What are we to make of Felix’s pairing, in the last year of his life, of Elijah and Christus, the Old and New Testaments, the faith of his grandfather and his own professed Christianity?  The conclusion, developed by Sposato in the epilogue of his study, is that Felix’s attitude toward the oratorio….shifted during his career as he struggled with issues of his Jewish ancestry and adopted Christian faith….Though all the evidence suggests Felix was a sincere, devout Protestant, in the eyes of his contemporaries at some level a ‘Jewish identity had been etched indelibly into his being, character and life.’

This to me is speculative hogwash, and it gets no better because it is referred speculative hogwash.  It is worse than that.  To suggest that a man may be indelibly etched or branded by his racial history is plain evil.  We are not talking about a conversion.  According to the sources, Abraham and Lea never introduced Felix to the Jewish faith.  His first faith was his last – he just came to it later than most kids.

But even if Felix were a convert, what does it matter if his ancestry was Jewish, German, Irish, Blackfella or Hottentot?  And what do we make of the catty epithet ‘sincere’?  I am aware that Jews turning to Christ in Germany then, or elsewhere at other times, may have been seeking a change of civil status – but that obvious fact does not authorise speculation of the most pernicious kind.

And what’s with this concern about the difference between the Old Testament and the New Testament?  When Christians take the oath on the bible, they swear on both testaments.  A lot of the New Testament is there to show that the new dispensation was foreseen or authorised by the Old Testament.  A form of Christianity that sought to annihilate or annul the Old Testament would, to put it softly, be unlike anything we have ever known.  And the best known religious work of musical art, the Messiah of Handel, is largely based on the text of the Old Testament.

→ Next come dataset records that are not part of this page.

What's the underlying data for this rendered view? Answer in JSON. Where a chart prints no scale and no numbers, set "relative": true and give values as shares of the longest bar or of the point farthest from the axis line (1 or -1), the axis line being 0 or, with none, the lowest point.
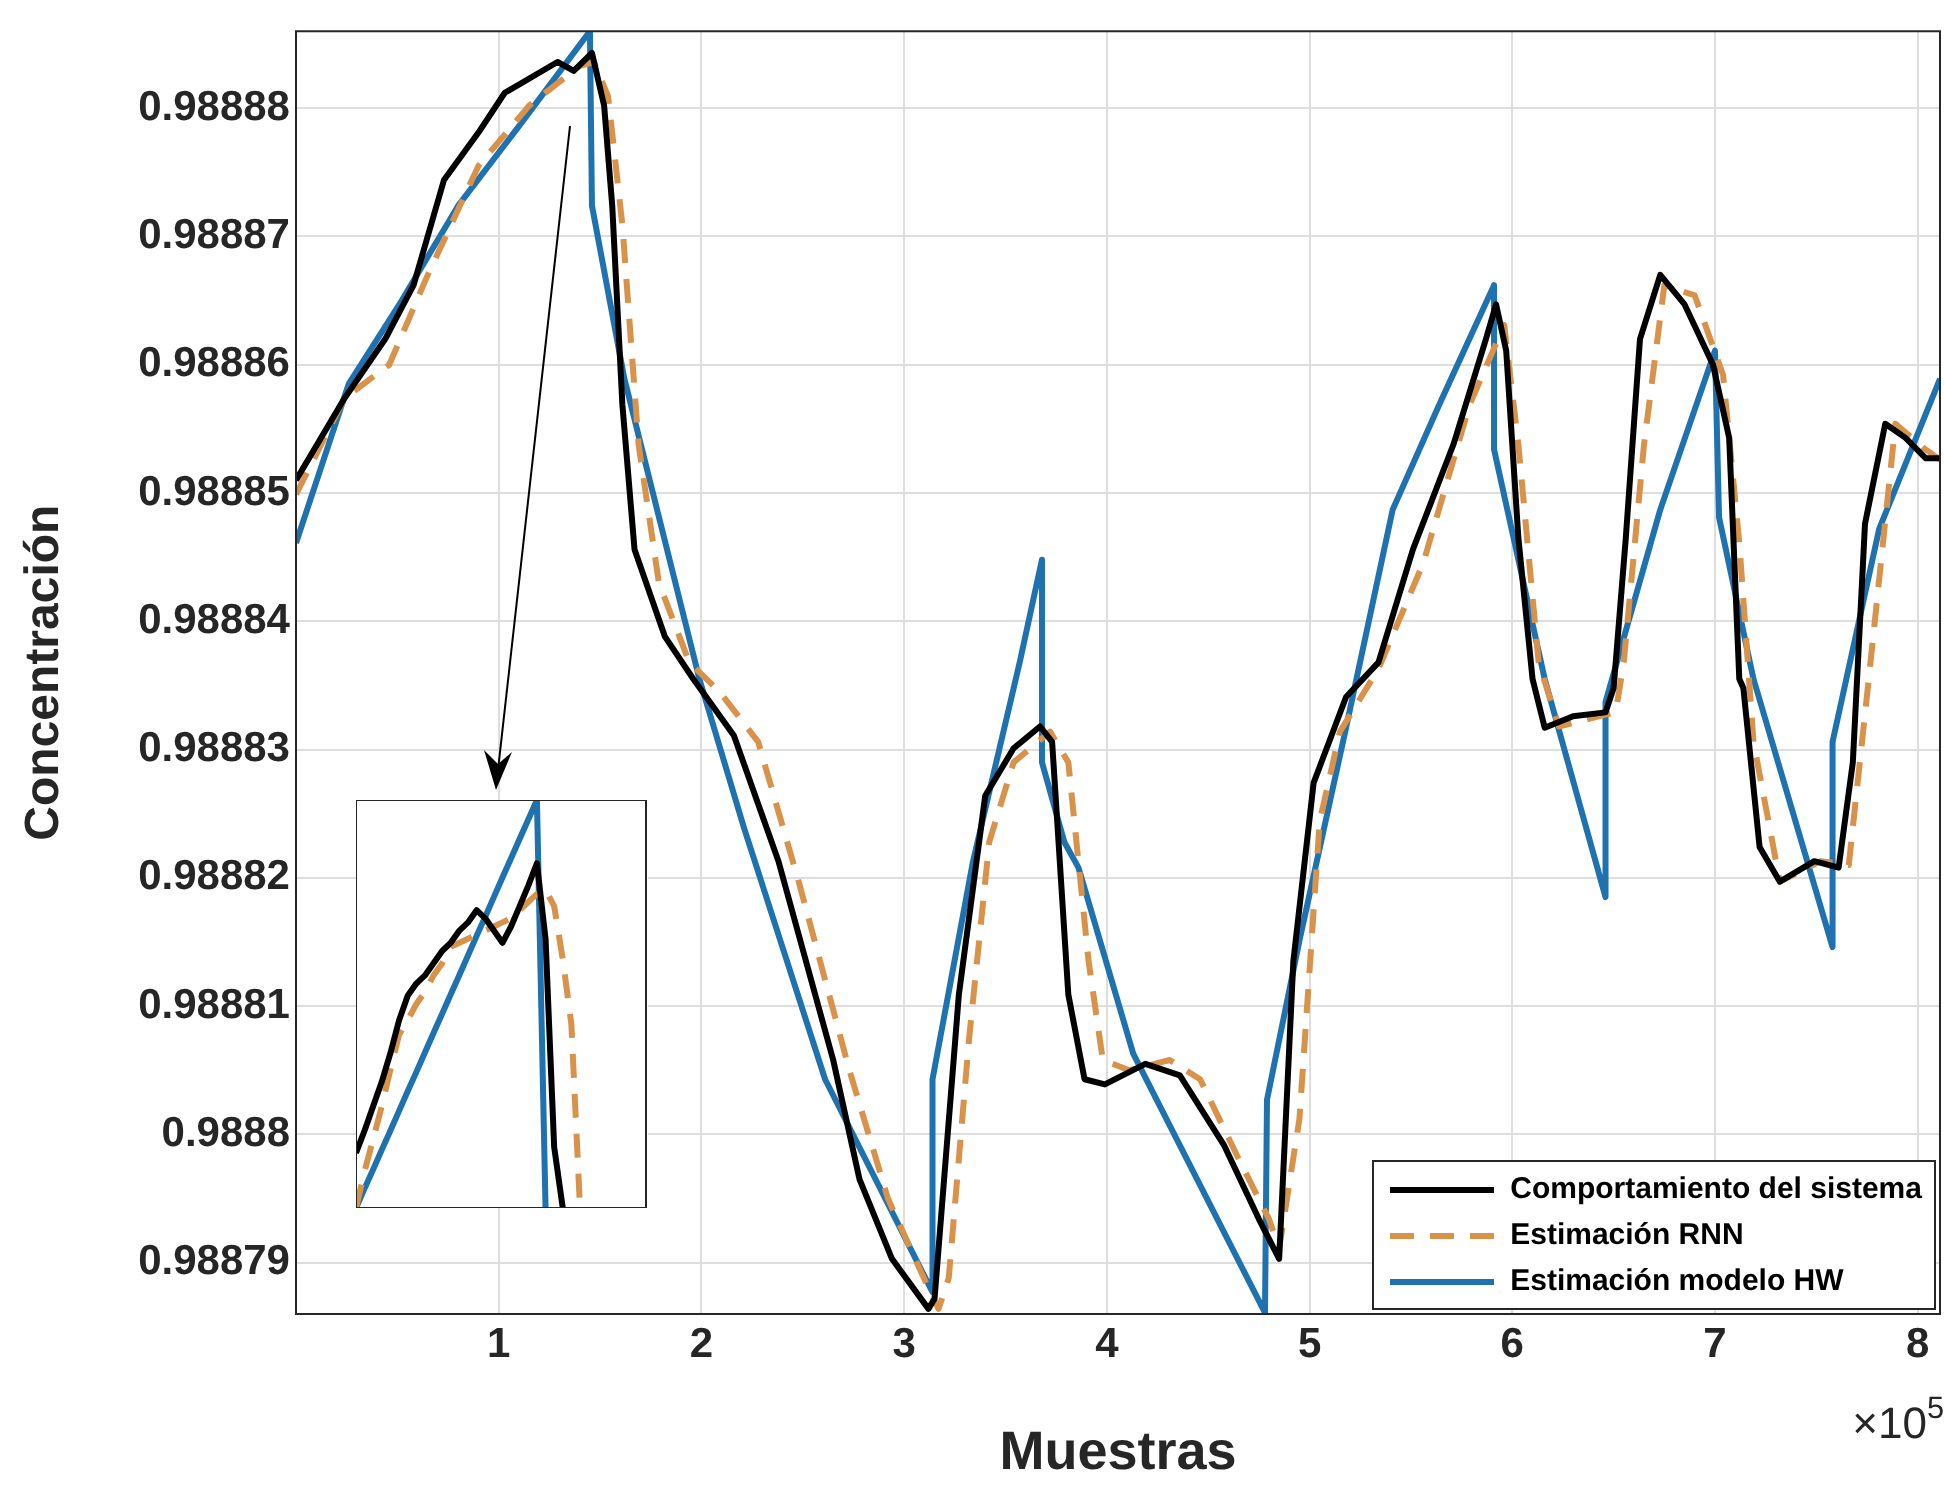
{
  "chart_data": [
    {
      "type": "line",
      "xlabel": "Muestras",
      "ylabel": "Concentración",
      "annotations": [
        "×10$^{5}$"
      ],
      "xlim": [
        0,
        8.11
      ],
      "ylim": [
        0.988786,
        0.988886
      ],
      "xticks": [
        1,
        2,
        3,
        4,
        5,
        6,
        7,
        8
      ],
      "yticks": [
        0.98879,
        0.9888,
        0.98881,
        0.98882,
        0.98883,
        0.98884,
        0.98885,
        0.98886,
        0.98887,
        0.98888
      ],
      "grid": true,
      "legend": "bottom right",
      "marker": "none",
      "series": [
        {
          "name": "Comportamiento del sistema",
          "color": "#000000",
          "line_style": "solid",
          "x": [
            0,
            0.24,
            0.44,
            0.58,
            0.73,
            0.9,
            1.03,
            1.29,
            1.37,
            1.46,
            1.52,
            1.56,
            1.61,
            1.67,
            1.82,
            1.96,
            2.16,
            2.38,
            2.65,
            2.78,
            2.94,
            3.12,
            3.15,
            3.27,
            3.4,
            3.54,
            3.67,
            3.73,
            3.81,
            3.89,
            3.99,
            4.19,
            4.36,
            4.58,
            4.75,
            4.85,
            4.92,
            5.02,
            5.18,
            5.34,
            5.51,
            5.71,
            5.87,
            5.92,
            5.97,
            6.03,
            6.1,
            6.16,
            6.3,
            6.46,
            6.5,
            6.56,
            6.63,
            6.73,
            6.85,
            6.99,
            7.07,
            7.12,
            7.14,
            7.22,
            7.32,
            7.49,
            7.61,
            7.68,
            7.74,
            7.84,
            7.94,
            8.04,
            8.11
          ],
          "values": [
            0.988851,
            0.9888574,
            0.988862,
            0.9888662,
            0.9888744,
            0.9888781,
            0.9888812,
            0.9888836,
            0.9888829,
            0.9888843,
            0.9888802,
            0.9888724,
            0.9888569,
            0.9888456,
            0.9888388,
            0.9888355,
            0.9888311,
            0.9888213,
            0.9888058,
            0.9887965,
            0.9887903,
            0.9887864,
            0.9887872,
            0.9888109,
            0.9888264,
            0.9888301,
            0.9888318,
            0.9888306,
            0.9888109,
            0.9888043,
            0.9888039,
            0.9888055,
            0.9888046,
            0.9887991,
            0.9887934,
            0.9887903,
            0.9888135,
            0.9888274,
            0.9888341,
            0.9888368,
            0.9888456,
            0.9888538,
            0.988862,
            0.9888647,
            0.9888611,
            0.9888465,
            0.9888355,
            0.9888317,
            0.9888326,
            0.9888329,
            0.9888348,
            0.9888465,
            0.988862,
            0.988867,
            0.9888647,
            0.98886,
            0.9888543,
            0.9888355,
            0.9888348,
            0.9888224,
            0.9888197,
            0.9888213,
            0.9888208,
            0.988829,
            0.9888476,
            0.9888554,
            0.9888543,
            0.9888527,
            0.9888527
          ]
        },
        {
          "name": "Estimación RNN",
          "color": "#d9924a",
          "line_style": "dashed",
          "x": [
            0,
            0.24,
            0.46,
            0.65,
            0.9,
            1.15,
            1.4,
            1.47,
            1.54,
            1.61,
            1.69,
            1.79,
            1.94,
            2.09,
            2.28,
            2.48,
            2.73,
            2.92,
            3.12,
            3.17,
            3.22,
            3.32,
            3.42,
            3.54,
            3.72,
            3.81,
            3.91,
            3.98,
            4.11,
            4.31,
            4.46,
            4.65,
            4.8,
            4.85,
            4.95,
            5.05,
            5.15,
            5.34,
            5.56,
            5.79,
            5.96,
            6.03,
            6.13,
            6.23,
            6.43,
            6.51,
            6.55,
            6.65,
            6.75,
            6.9,
            7.04,
            7.12,
            7.19,
            7.32,
            7.52,
            7.66,
            7.76,
            7.89,
            8.03,
            8.11
          ],
          "values": [
            0.9888499,
            0.9888574,
            0.98886,
            0.988867,
            0.9888755,
            0.9888802,
            0.9888833,
            0.9888836,
            0.9888809,
            0.9888709,
            0.9888538,
            0.988843,
            0.9888368,
            0.9888345,
            0.9888306,
            0.9888197,
            0.988805,
            0.988795,
            0.988788,
            0.9887864,
            0.9887888,
            0.9888074,
            0.9888228,
            0.988829,
            0.9888314,
            0.988829,
            0.9888135,
            0.9888058,
            0.988805,
            0.9888058,
            0.9888043,
            0.9887981,
            0.9887934,
            0.9887911,
            0.9888012,
            0.9888244,
            0.9888314,
            0.9888363,
            0.9888445,
            0.9888569,
            0.9888631,
            0.9888538,
            0.9888368,
            0.9888318,
            0.9888326,
            0.9888329,
            0.9888368,
            0.9888538,
            0.9888662,
            0.9888654,
            0.9888592,
            0.9888461,
            0.9888306,
            0.9888197,
            0.9888213,
            0.988821,
            0.9888357,
            0.9888554,
            0.9888535,
            0.9888526
          ]
        },
        {
          "name": "Estimación modelo HW",
          "color": "#1f72b0",
          "line_style": "solid",
          "x": [
            0,
            0.26,
            0.51,
            0.8,
            1.1,
            1.45,
            1.46,
            1.62,
            1.99,
            2.21,
            2.61,
            3.14,
            3.14,
            3.34,
            3.57,
            3.68,
            3.68,
            3.79,
            3.86,
            4.13,
            4.78,
            4.79,
            4.95,
            5.18,
            5.41,
            5.64,
            5.91,
            5.91,
            6.16,
            6.46,
            6.46,
            6.73,
            7,
            7.02,
            7.19,
            7.58,
            7.58,
            7.81,
            8.11
          ],
          "values": [
            0.9888461,
            0.9888585,
            0.9888647,
            0.9888724,
            0.9888786,
            0.988886,
            0.9888724,
            0.9888589,
            0.9888355,
            0.9888239,
            0.9888043,
            0.9887877,
            0.9888043,
            0.9888213,
            0.9888368,
            0.9888448,
            0.988829,
            0.9888228,
            0.9888208,
            0.9888063,
            0.9887861,
            0.9888027,
            0.9888151,
            0.9888317,
            0.9888487,
            0.9888569,
            0.9888662,
            0.9888534,
            0.9888355,
            0.9888185,
            0.9888337,
            0.9888487,
            0.9888611,
            0.9888481,
            0.9888355,
            0.9888146,
            0.9888306,
            0.9888472,
            0.9888589
          ]
        }
      ]
    },
    {
      "type": "line",
      "relative": true,
      "marker": "none",
      "categories": [
        null,
        null,
        null,
        null,
        null,
        null,
        null,
        null,
        null,
        null,
        null,
        null,
        null,
        null,
        null,
        null,
        null,
        null,
        null,
        null,
        null,
        null,
        null,
        null,
        null,
        null,
        null
      ],
      "series": [
        {
          "color": "#000000",
          "line_style": "solid",
          "values": [
            0.135,
            0.19,
            0.25,
            0.31,
            0.38,
            0.46,
            0.52,
            0.55,
            0.57,
            0.6,
            0.63,
            0.65,
            0.68,
            0.7,
            0.73,
            0.71,
            0.68,
            0.65,
            0.69,
            0.74,
            0.79,
            0.845,
            0.66,
            0.15,
            0,
            null,
            null
          ]
        },
        {
          "color": "#d9924a",
          "line_style": "dashed",
          "values": [
            0,
            0.09,
            0.17,
            0.25,
            0.34,
            0.425,
            0.46,
            0.5,
            0.53,
            0.57,
            0.6,
            0.64,
            0.65,
            0.66,
            0.67,
            0.68,
            0.69,
            0.7,
            0.71,
            0.73,
            0.75,
            0.77,
            0.78,
            0.74,
            0.61,
            0.45,
            0
          ]
        },
        {
          "color": "#1f72b0",
          "line_style": "solid",
          "values": [
            0,
            0.048,
            0.095,
            0.143,
            0.19,
            0.238,
            0.286,
            0.333,
            0.381,
            0.429,
            0.476,
            0.524,
            0.571,
            0.619,
            0.667,
            0.714,
            0.762,
            0.81,
            0.857,
            0.905,
            0.952,
            1,
            0,
            null,
            null,
            null,
            null
          ]
        }
      ]
    }
  ]
}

If anyone has any doubt about the Lutheran inspiration of this composer’s art, they should acquire a disk by a French choral and instrumental group called Accentus Ensemble Orchestral de Paris – the disk is called Christus, Cantates, Chorales.  It consists of an oratorio, Christus, that was unfinished at the death of the composer.  It is an invocation of the Saint Matthew Passion of Bach, which Mendelssohn had revived at the age of about twenty.  (Had he done nothing else, this would have earned him immortality.)  In addition there are two short cantatas.  The second is based on wording of Luther, and celebrates the great hymn O Haupt voll Blut und Wunden (which many know as ‘O sacred head sore wounded’).  People who can listen to any of this art unmoved have been dealt a heavy blow by providence.  Yes, the inspiration is God, but this art is of the highest – with or without God.

But even in the sleeve notes to this wonderful recording, we get:

The first full chorus [of Christus] sets a prophecy from the Book of Numbers, ‘Es wird ein Stern aus Jacob aufgehen’, that must have appealed to Mendelssohn, who, though Lutheran by baptism and confirmation had not forgotten his Jewish heritage and sought frequently to ally the two faiths.

Has this learned commentator also forgotten that the bible of the Christians comes in two parts?  If so, the omission is not insubstantial.

If you run into someone coming out of St Peter’s in Rome who says that he did not even look at the Pieta of Michelangelo because this was Catholic art and he was not Catholic, you would know that you had a five star nut on your hands.  It is, or should be the same, with all those ‘religious’ artists.  Take El Greco, my favourite.  He and his great art were dedicated to the Counter Reformation.  What effect does that have on me?  Nil, nix, nought, and nothing.  Zilch.  Rien.  

The art of Bach and Mendelssohn, whether inspired by or devoted to the celebration of God, are part of the title deeds of civilisation and the comfort of mankind.  The Saint Matthew Passion of Bach is up there with the Iliad, Divine Comedy, and King Lear in the Alps of the West.  The works of Mendelssohn I have referred to are not in the valleys.  Regardless of our faith or ancestry, they are part of the heritage of all of us.  Those who wish to obscure that simple faith do us no good service.